Although the ECES IA has treated energy storage in the earth, in groundwater, with and without heat pumps and storing waste and naturally occurring energy sources, it remains to integrate these into ultra-low energy buildings capable of being replicated generally in a variety of climates and technical capabilities. Electrical energy storage has recently made technical advances that are transforming renewable electrical generation into dispatchable electricity and reliable backup.
Energy storage has often been applied in standard buildings that happened to be available. The objective was to demonstrate that the energy storage techniques could be successfully applied rather than to optimize the building performance. Indeed the design of the building and the design of the energy storage were often not coordinated and energy storage simply supplied the building demand whatever it might be.
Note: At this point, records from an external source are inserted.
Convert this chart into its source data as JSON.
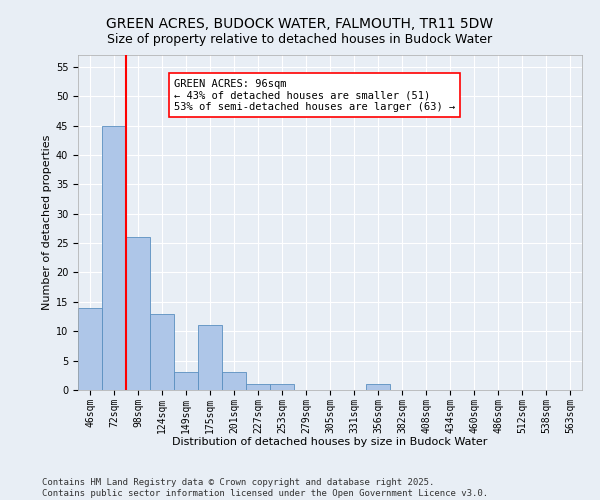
{
  "title": "GREEN ACRES, BUDOCK WATER, FALMOUTH, TR11 5DW",
  "subtitle": "Size of property relative to detached houses in Budock Water",
  "xlabel": "Distribution of detached houses by size in Budock Water",
  "ylabel": "Number of detached properties",
  "categories": [
    "46sqm",
    "72sqm",
    "98sqm",
    "124sqm",
    "149sqm",
    "175sqm",
    "201sqm",
    "227sqm",
    "253sqm",
    "279sqm",
    "305sqm",
    "331sqm",
    "356sqm",
    "382sqm",
    "408sqm",
    "434sqm",
    "460sqm",
    "486sqm",
    "512sqm",
    "538sqm",
    "563sqm"
  ],
  "values": [
    14,
    45,
    26,
    13,
    3,
    11,
    3,
    1,
    1,
    0,
    0,
    0,
    1,
    0,
    0,
    0,
    0,
    0,
    0,
    0,
    0
  ],
  "bar_color": "#aec6e8",
  "bar_edge_color": "#5a8fc0",
  "vline_x": 1.5,
  "vline_color": "red",
  "annotation_text": "GREEN ACRES: 96sqm\n← 43% of detached houses are smaller (51)\n53% of semi-detached houses are larger (63) →",
  "annotation_box_color": "white",
  "annotation_box_edge_color": "red",
  "ylim": [
    0,
    57
  ],
  "yticks": [
    0,
    5,
    10,
    15,
    20,
    25,
    30,
    35,
    40,
    45,
    50,
    55
  ],
  "background_color": "#e8eef5",
  "grid_color": "white",
  "footer": "Contains HM Land Registry data © Crown copyright and database right 2025.\nContains public sector information licensed under the Open Government Licence v3.0.",
  "title_fontsize": 10,
  "subtitle_fontsize": 9,
  "xlabel_fontsize": 8,
  "ylabel_fontsize": 8,
  "tick_fontsize": 7,
  "annotation_fontsize": 7.5,
  "footer_fontsize": 6.5
}
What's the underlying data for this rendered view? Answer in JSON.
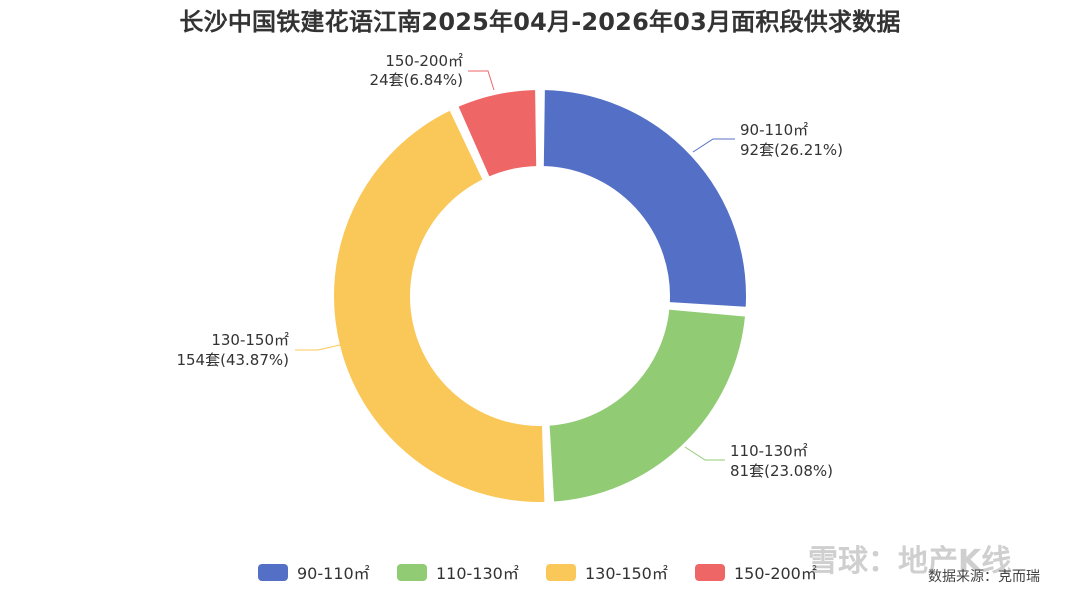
{
  "chart_data": {
    "type": "pie",
    "variant": "donut",
    "title": "长沙中国铁建花语江南2025年04月-2026年03月面积段供求数据",
    "categories": [
      "90-110㎡",
      "110-130㎡",
      "130-150㎡",
      "150-200㎡"
    ],
    "values": [
      92,
      81,
      154,
      24
    ],
    "percent_labels": [
      "26.21%",
      "23.08%",
      "43.87%",
      "6.84%"
    ],
    "value_labels": [
      "92套(26.21%)",
      "81套(23.08%)",
      "154套(43.87%)",
      "24套(6.84%)"
    ],
    "colors": [
      "#5470c6",
      "#91cc75",
      "#fac858",
      "#ee6666"
    ],
    "legend_position": "bottom"
  },
  "source_text": "数据来源：克而瑞",
  "watermark_text": "雪球：地产K线"
}
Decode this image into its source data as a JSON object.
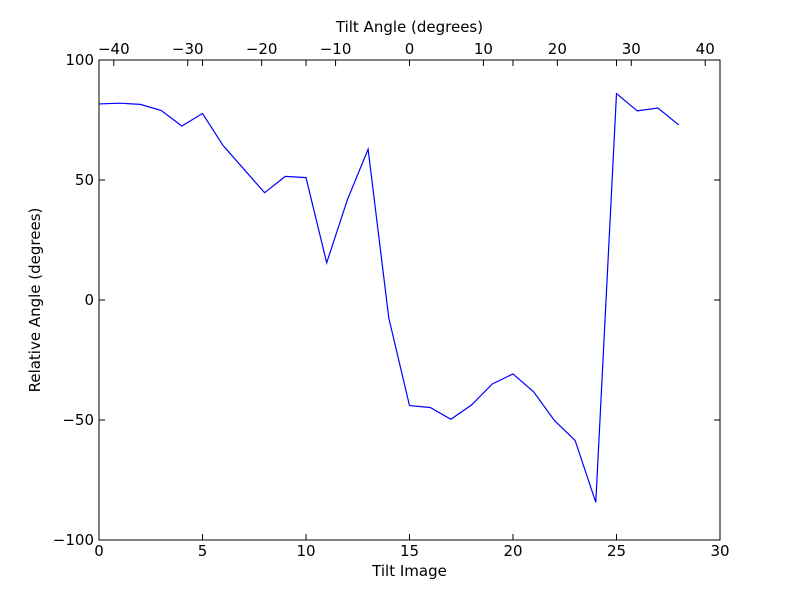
{
  "chart_data": {
    "type": "line",
    "xlabel": "Tilt Image",
    "ylabel": "Relative Angle (degrees)",
    "top_xlabel": "Tilt Angle (degrees)",
    "xlim": [
      0,
      30
    ],
    "ylim": [
      -100,
      100
    ],
    "top_xlim": [
      -42,
      42
    ],
    "x_ticks": [
      0,
      5,
      10,
      15,
      20,
      25,
      30
    ],
    "y_ticks": [
      -100,
      -50,
      0,
      50,
      100
    ],
    "top_x_ticks": [
      -40,
      -30,
      -20,
      -10,
      0,
      10,
      20,
      30,
      40
    ],
    "top_x_tick_labels": [
      "−40",
      "−30",
      "−20",
      "−10",
      "0",
      "10",
      "20",
      "30",
      "40"
    ],
    "y_tick_labels": [
      "−100",
      "−50",
      "0",
      "50",
      "100"
    ],
    "x_tick_labels": [
      "0",
      "5",
      "10",
      "15",
      "20",
      "25",
      "30"
    ],
    "grid": false,
    "line_color": "#0000ff",
    "series": [
      {
        "x": [
          0,
          1,
          2,
          3,
          4,
          5,
          6,
          7,
          8,
          9,
          10,
          11,
          12,
          13,
          14,
          15,
          16,
          17,
          18,
          19,
          20,
          21,
          22,
          23,
          24,
          25,
          26,
          27,
          28
        ],
        "values": [
          81.7,
          82.0,
          81.5,
          79.0,
          72.5,
          77.7,
          64.3,
          54.5,
          44.7,
          51.5,
          51.0,
          15.5,
          41.8,
          62.8,
          -7.5,
          -44.0,
          -44.8,
          -49.7,
          -43.7,
          -35.0,
          -30.8,
          -38.3,
          -50.2,
          -58.5,
          -84.3,
          86.0,
          78.8,
          80.0,
          73.0
        ]
      }
    ]
  }
}
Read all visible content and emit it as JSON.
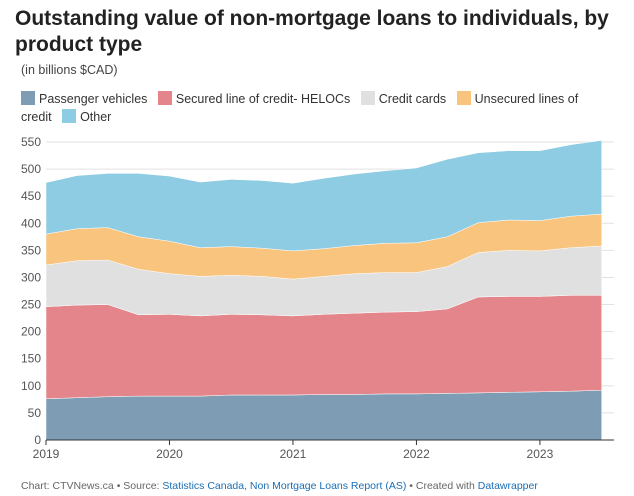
{
  "title": "Outstanding value of non-mortgage loans to individuals, by product type",
  "subtitle": "(in billions $CAD)",
  "footer": {
    "prefix": "Chart: CTVNews.ca • Source: ",
    "source": "Statistics Canada, Non Mortgage Loans Report (AS)",
    "middle": " • Created with ",
    "tool": "Datawrapper"
  },
  "chart_data": {
    "type": "area",
    "stacked": true,
    "title": "Outstanding value of non-mortgage loans to individuals, by product type",
    "subtitle": "(in billions $CAD)",
    "x": [
      2019.0,
      2019.25,
      2019.5,
      2019.75,
      2020.0,
      2020.25,
      2020.5,
      2020.75,
      2021.0,
      2021.25,
      2021.5,
      2021.75,
      2022.0,
      2022.25,
      2022.5,
      2022.75,
      2023.0,
      2023.25,
      2023.5
    ],
    "x_ticks": [
      2019,
      2020,
      2021,
      2022,
      2023
    ],
    "ylim": [
      0,
      550
    ],
    "y_ticks": [
      0,
      50,
      100,
      150,
      200,
      250,
      300,
      350,
      400,
      450,
      500,
      550
    ],
    "grid": true,
    "legend_position": "top",
    "series": [
      {
        "name": "Passenger vehicles",
        "color": "#7e9cb4",
        "values": [
          76,
          78,
          80,
          81,
          81,
          81,
          83,
          83,
          83,
          84,
          84,
          85,
          85,
          86,
          87,
          88,
          89,
          90,
          92
        ]
      },
      {
        "name": "Secured line of credit- HELOCs",
        "color": "#e3858a",
        "values": [
          170,
          171,
          170,
          150,
          151,
          148,
          149,
          148,
          146,
          148,
          150,
          151,
          152,
          156,
          177,
          177,
          176,
          177,
          175
        ]
      },
      {
        "name": "Credit cards",
        "color": "#e0e0e0",
        "values": [
          77,
          82,
          82,
          84,
          75,
          73,
          72,
          71,
          68,
          70,
          73,
          73,
          72,
          78,
          82,
          85,
          84,
          88,
          91
        ]
      },
      {
        "name": "Unsecured lines of credit",
        "color": "#f8c47e",
        "values": [
          57,
          59,
          60,
          60,
          60,
          53,
          53,
          52,
          52,
          51,
          52,
          54,
          55,
          55,
          55,
          56,
          56,
          58,
          59
        ]
      },
      {
        "name": "Other",
        "color": "#8dcce3",
        "values": [
          95,
          98,
          100,
          117,
          120,
          121,
          124,
          125,
          125,
          130,
          132,
          134,
          138,
          143,
          129,
          128,
          129,
          132,
          136
        ]
      }
    ]
  }
}
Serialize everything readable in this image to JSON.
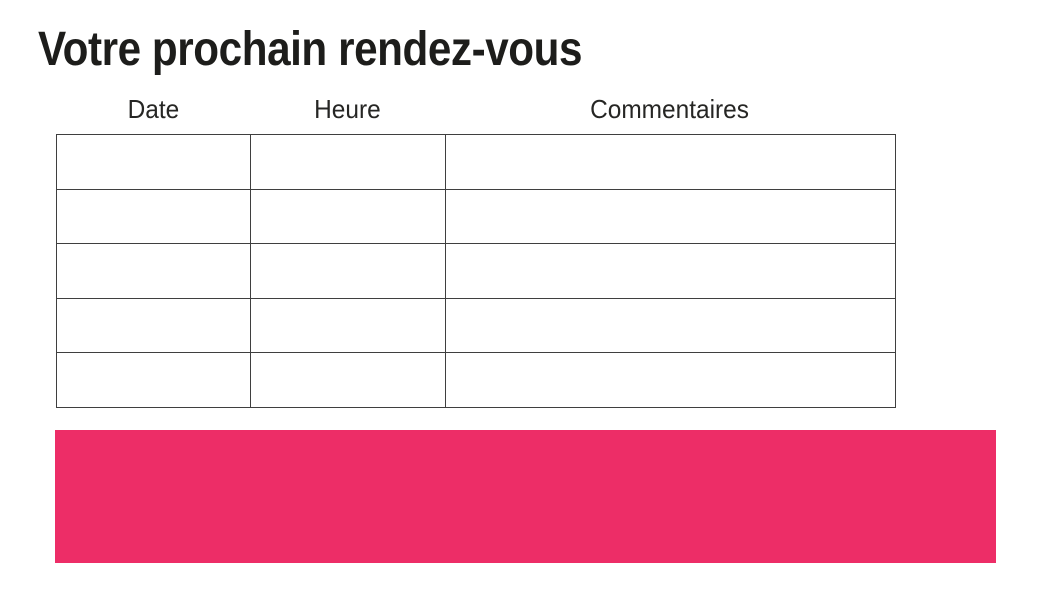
{
  "page": {
    "title": "Votre prochain rendez-vous"
  },
  "table": {
    "headers": [
      "Date",
      "Heure",
      "Commentaires"
    ],
    "rows": [
      [
        "",
        "",
        ""
      ],
      [
        "",
        "",
        ""
      ],
      [
        "",
        "",
        ""
      ],
      [
        "",
        "",
        ""
      ],
      [
        "",
        "",
        ""
      ]
    ]
  },
  "banner": {
    "color": "#ED2D67"
  },
  "colors": {
    "title_text": "#1D1D1B",
    "header_text": "#262624",
    "table_border": "#3F3F3F",
    "accent_pink": "#ED2D67",
    "background": "#FFFFFF"
  }
}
- Coordinated national reviews of energy storage use in energy efficient buildings.
- Collaborative evaluation of energy storage usage and proposed efficient systems based on the national reviews, other Annex results and a common evaluation model.
- Development of Sustainable Energy Storage Designs for a variety of ultra-low energy buildings using thermal, phase change materials and electrical storage options. Energy storage designs for the following building types would be examined:
- A distributed electrical generation multi-unit residential building that stores cogenerated heat energy for multiple uses.
- A renewable energy single family house
- A small community that shares energy among various types of buildings and occupancies including residential, commercial and institutional.
- Apply, monitor and evaluate demonstrations of these Designs in a number of countries and climates.
The general objective of the Annex is to ensure that energy storage techniques are properly applied in ultra-low energy buildings and communities. Applications of these designs are foreseen in a post-Kyoto world where total CO2 reduction is required. Proper application of energy storage is expected to increase the likelihood of sustainable building technologies.
Specific objectives include:
- assess the potential of harnessing natural energy sources to supply building heating and cooling through energy storage;
- assess the use of energy storage (electrical and thermal) to optimise the efficiency of distributed generation;
- develop and evaluate energy storage conceptual designs suitable for specific applications.
Energy storage techniques need to respond to the needs of future (2030) buildings with very low energy and power requirements. This would include the use of natural energy from earth and water, waste energy from sources such as distributed generation and conventional storage technologies sized and modified to operate efficiently at customised temperatures and quantities.